I started this blog to share recipes with friends and family, and to remember my own creations that often come together spontaneously – and are forgotten in the same fashion. I wanted to document traditional recipes & remedies of different cultures and learn how to make pantry basics from scratch. Soon I realised, that just cooking & writing about food was not what sparked my passion.
Yes, I love fresh produce, trying different cuisines just as much as all foodies do … but what really puts meaning into dealing with food is the connective role it plays:
Food connects us to
1. The landscape
2. The season
3. The culture
4. The people around us
Upon exploring I found that all these things are reflected in stories, lore and myths we tell each other as well! Of course not every fairytale revolves around food (although it quite often plays an important role), and not every food seems to have its fairytale (but often it does!). Yet, these stories of the past deal with elements of nature too – landscape, seasons, culture, people and the self.
While today we think of these things as children’s play and old wive’s tales, the ancients saw them as a means to explore the human psyche, just as much as a way to understand natural forces. Human characteristics and shapes were attributed to nature phenomenons, animals, plants, landscapes, the seasons, the weather, the soil, human notions and so on … often taking on the shape of deities and being worshipped this way.
You’ve probably heard about gods like Poseidon (the god of the sea), Aphrodite (the goddess of love), The Wild Hunt (representing the storms and cold of winter), Anansi (the spider god), The Percht (representing the mountains and the sun), or fairies and dwarves (the “spirits” of flowers, herbs, metal and stone) … the list is endless.
When we see deities as personified aspects of nature, that humans worshipped in the past but have somehow lost on the way, we understand that the old stories are meant for grown-ups. I feel that these animistic beliefs, this sense of belonging and engagement between humans and the earth, are what is lacking in our relation to nature.

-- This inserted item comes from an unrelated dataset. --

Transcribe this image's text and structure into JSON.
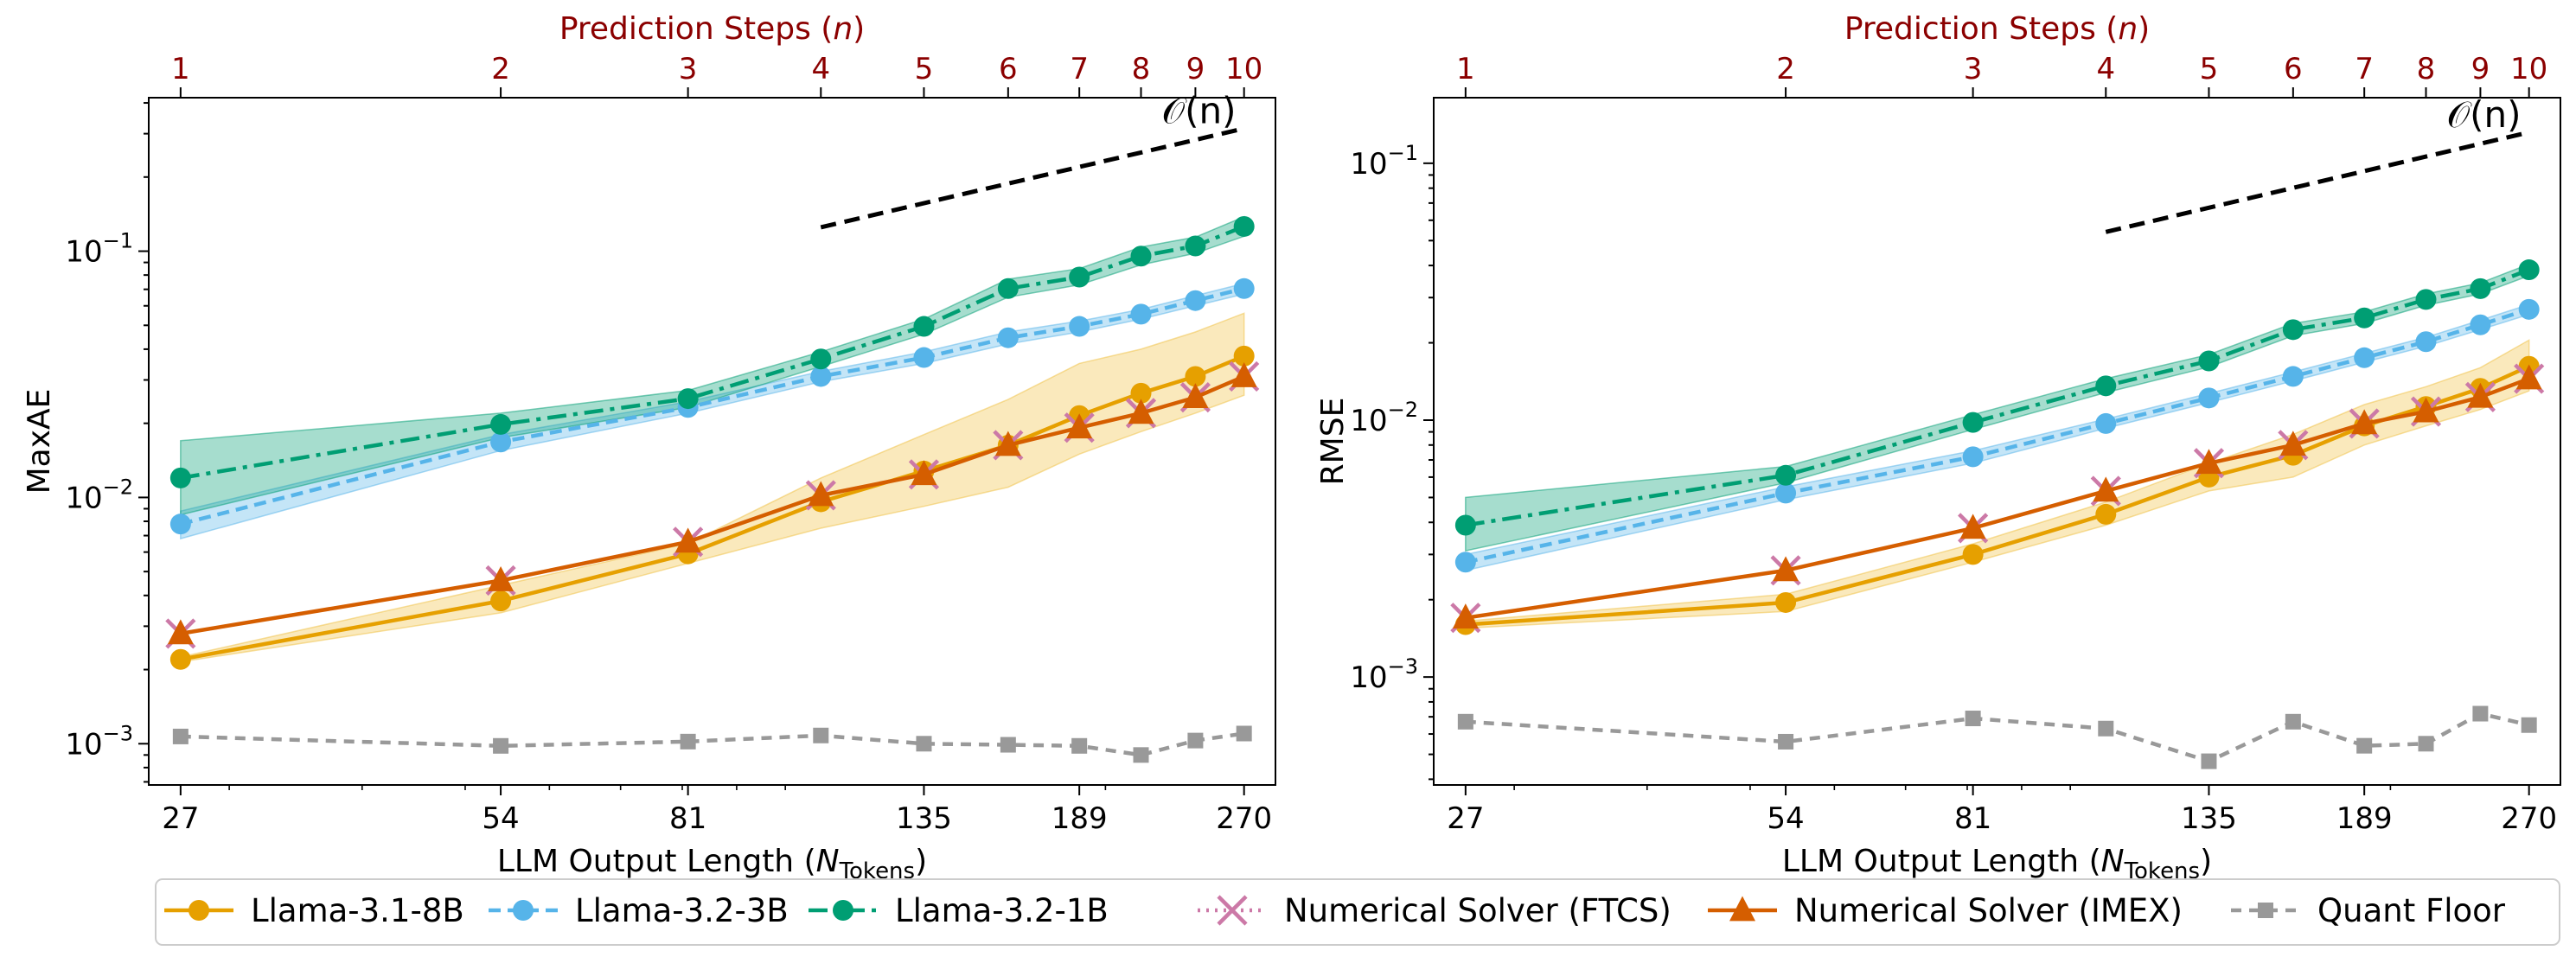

I am not suggesting that you worship a deity, tend to an altar or make sacrifices to a god or goddess (unless you dig it). But maybe these stories and imaginations of nature as something sacred can help us become re-enchanted with our earth.
We can use our daily necessity of eating as a way to connect back to landscape, season, culture, people and ourselves – through the stories we tell each other, through sharing food with loved ones and enjoying the natural turning of cycles through the foods that are brought forth.
Libations & Painting
My weekly libations consist of cooking & painting for and writing about those old personifications of nature aspects, exploring food lore and sharing seasonal recipes and remedies that will hopefully prove delicious, helpful and fun for you. I also hope that my love for this earth and all its innate magic can be transmitted through these articles.